When I shot the movie on it, I will send you a copy.

Comment on Faking a fingerprint (part 1) by James

James — Wed, 06 Aug 2008 05:48:54 +0000

Even if you do claim to know how to bypass a top end RF sensor, you don’t show any proof. You only prove about optical sensors. We know about optical sensor faking for 15years. I never seen a correctly setup RF sensor fake. I have seen bugs in matching Data bases allow false acceptances, never seen the actually rf finger print reader fooled in the 10 years i been designing readers.

Comment on Back to passwords by Kevin Fox

Kevin Fox — Wed, 09 Jul 2008 18:43:31 +0000

I had one thought re: portability, if you use FireFox Portable

Windows: http://twurl.cc/2kj
OSX: http://twurl.cc/2kk

You could just put FireFox on a thumb drive, along with the plugin installed and password file and have a completely portable solution you could just plug in anywhere. Once you are done just unplug the drive and move on.

If anyone found the drive they would still need to authenticate with the ImageShield on http://myVidoop.com and you could deactivate the portable browser…

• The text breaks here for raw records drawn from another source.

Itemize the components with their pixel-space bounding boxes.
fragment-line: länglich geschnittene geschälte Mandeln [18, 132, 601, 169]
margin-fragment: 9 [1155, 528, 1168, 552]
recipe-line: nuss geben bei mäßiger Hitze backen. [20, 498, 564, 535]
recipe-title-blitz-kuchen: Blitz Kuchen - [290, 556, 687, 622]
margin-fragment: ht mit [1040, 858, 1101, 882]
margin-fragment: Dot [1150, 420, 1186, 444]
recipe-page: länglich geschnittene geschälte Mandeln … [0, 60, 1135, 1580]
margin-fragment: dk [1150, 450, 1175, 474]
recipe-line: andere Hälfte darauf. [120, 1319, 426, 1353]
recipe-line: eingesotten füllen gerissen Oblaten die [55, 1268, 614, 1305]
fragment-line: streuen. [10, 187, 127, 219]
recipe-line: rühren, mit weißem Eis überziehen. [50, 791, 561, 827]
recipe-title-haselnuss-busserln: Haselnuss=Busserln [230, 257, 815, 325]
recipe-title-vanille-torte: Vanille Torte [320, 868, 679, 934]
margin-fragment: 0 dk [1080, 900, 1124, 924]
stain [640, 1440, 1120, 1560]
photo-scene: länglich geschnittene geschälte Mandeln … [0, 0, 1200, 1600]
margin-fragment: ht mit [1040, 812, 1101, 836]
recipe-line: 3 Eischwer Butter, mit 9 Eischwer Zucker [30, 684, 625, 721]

Comment on 5 reasons to use PORTABLE password manager by Kevin Fox

Kevin Fox — Wed, 09 Jul 2008 18:26:58 +0000

To address some of your concerns….

1. The plugin requires you to login to myVidoop to activate. To login to myVidoop requires an activated browser. Once you are done using the public computer you can simply deactivate that browser and anyone who clicks on the plugin will just be taken to myVidoop and asked to activate the browser. You also dont need to install the plugin to access your passwords, simply login to myVidoop.com directly and you can sign in to all your sites from there.

2. We explain our database security here: http://twurl.cc/2kh

3. Our ImageShield is phishing resistant, since a random access code is generated everytime you login.

4. You can pick 3-5 categories, many studies have shown it is easier to recognize image categories than recall a complicated password.

5. I have looked at several other services and still stick with myVidoop. Though I work for the company and am biased, I can honestly say the service saves me time and is more secure.

I would be very interested to see a extensive review of the major password management solutions out there. I think that would be an excellent post.